The authors analyzed the proposed new method for organizing user access to industrial SCADA/HMI. The analysis based on the concept of an unknown authentication parameters. Consequently, an electronic key based on ATmega32U4 microcontroller was developed as well. All the necessary information to enter the industrial SCADA/HMI is stored inside the firmware in accordance with the company's internal cyber security regulations, which allows generating a powerful automatic passwords and user logins without involving the user's information to remove the risk of accidental transmission of the authentication parameters to a third part. Accordingly, the authors developed a structure, selected electronic components, developed a connection diagram, and assembled an experimental model of an electronic key for user authentication of industrial HMI, HMI/SCADA. On the other hand, to protect the access to the main menu of the electronic key, the authors have developed an algorithm for the first level of user authentication and an algorithm for the second level of automatic user authentication with an electronic key for accessing information in HMI/SCADA. The firmware for the ATmega32U4 microcontroller has been developed as well, which can store up to 25 logins and passwords. To testify the proposed algorithm, a number of experiments were carried out to simulate the hacking of an electronic key, which showed high stability and reliability of the stored information, compared to the same parameters without applying the proposed development. The future work is planned to be directed to apply the proposed algorithm on more complicated networks where the information is transmitted in broadcast manor, such as the networks introduced in [51–55].
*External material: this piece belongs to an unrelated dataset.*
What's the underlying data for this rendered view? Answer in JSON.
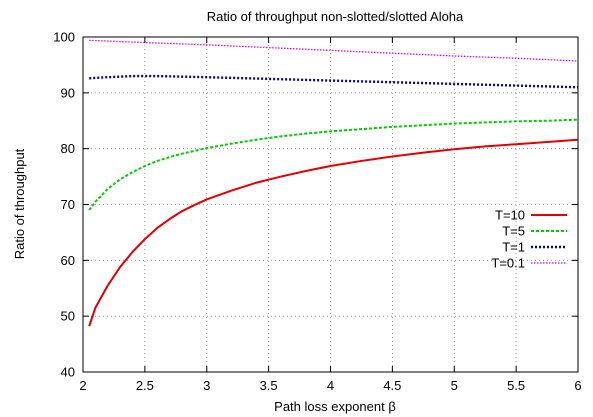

The authors are confident that the method proposed in the article will protect data with high reliability from hacking by social engineering. But this requires the implementation of all the recommendations in the proposed concept. This is based on the fact that the strength of the password is due to the fact that the user does not know the access passwords, which are automatically generated and remotely recorded on the electronic key. Moreover, depending on security requirements, access passwords can be changed each time the dongle is connected to a secure device (PC, etc.) in the local network without warning the user. The authors are also confident that if the developed key is stolen, the data will be protected from hacking during the first 24 hours. This is based on the fact that during this time you can change access passwords or block an account. At the same time, the authors understand that there is a possibility of physical hacking of the prototype microcontroller. But this method of hacking requires expensive equipment. Moreover, this hacking method leads to the destruction of the key.

Data Availability

The data used to support the findings of this study are included in the article.

Conflicts of Interest

The authors declare that they have no conflicts of interest to report regarding the publication of the present study.